The history of painting hangs heavily over Fiona Rae. The one-time YBA’s work is full of references to abstract artists such as Gerhard Richter or Willem de Kooning, but there’s a struggle here. Hers is a battle between expressive freedom and intense density, between washes of paint that drip lazily across the canvas and thick, oily gestural marks – showing Rae to be more than just the sum of her influences.
To stop you drifting off into these vast fogs of Technicolor abstraction, Rae introduces tiny hints of reality. Kitsch symbols of childish exuberance – pandas, stars and daisies – act as ridiculous figurative signposts dotted across the works, undoing the earnestness of each painting with their alarming cuteness.

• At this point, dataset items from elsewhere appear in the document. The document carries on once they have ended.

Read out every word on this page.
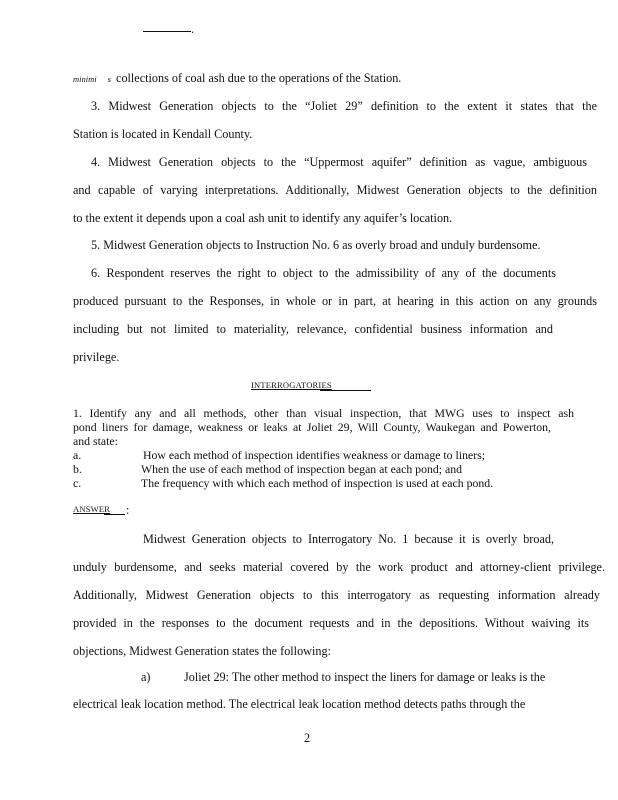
.
minimi s collections of coal ash due to the operations of the Station.
3. Midwest Generation objects to the “Joliet 29” definition to the extent it states that the
Station is located in Kendall County.
4. Midwest Generation objects to the “Uppermost aquifer” definition as vague, ambiguous
and capable of varying interpretations. Additionally, Midwest Generation objects to the definition
to the extent it depends upon a coal ash unit to identify any aquifer’s location.
5. Midwest Generation objects to Instruction No. 6 as overly broad and unduly burdensome.
6. Respondent reserves the right to object to the admissibility of any of the documents
produced pursuant to the Responses, in whole or in part, at hearing in this action on any grounds
including but not limited to materiality, relevance, confidential business information and
privilege.
INTERROGATORIES
1. Identify any and all methods, other than visual inspection, that MWG uses to inspect ash
pond liners for damage, weakness or leaks at Joliet 29, Will County, Waukegan and Powerton,
and state:
a.	How each method of inspection identifies weakness or damage to liners;
b.	When the use of each method of inspection began at each pond; and
c.	The frequency with which each method of inspection is used at each pond.
ANSWER :
Midwest Generation objects to Interrogatory No. 1 because it is overly broad,
unduly burdensome, and seeks material covered by the work product and attorney-client privilege.
Additionally, Midwest Generation objects to this interrogatory as requesting information already
provided in the responses to the document requests and in the depositions. Without waiving its
objections, Midwest Generation states the following:
a)	Joliet 29: The other method to inspect the liners for damage or leaks is the
electrical leak location method. The electrical leak location method detects paths through the
2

Although knowingly playful, at their best these new large-scale works (many over two metres tall, all 2012) can feel monumentally tense, with paint thrashing violently across the canvas. Pieces like ‘Something Is About to Happen!’ are all harsh darkness and chaos. Repeatedly reworked, they show an artist in conflict, fighting to bring a work to life. The quiet beauty of ‘I Need Gentle Conversations’, on the other hand, is a breathless moment of emotional exhaustion. It’s these extremes that are by far the most successful points in Rae’s exhibition.
But the pandas and stars are impossible to ignore. These camp little characters act like distractions scattered across the works, deflecting attention from how busy and overwrought the canvases actually are. But in reality they serve to highlight the struggle of making art and Rae’s deep need, not only to paint, but to justify the act itself.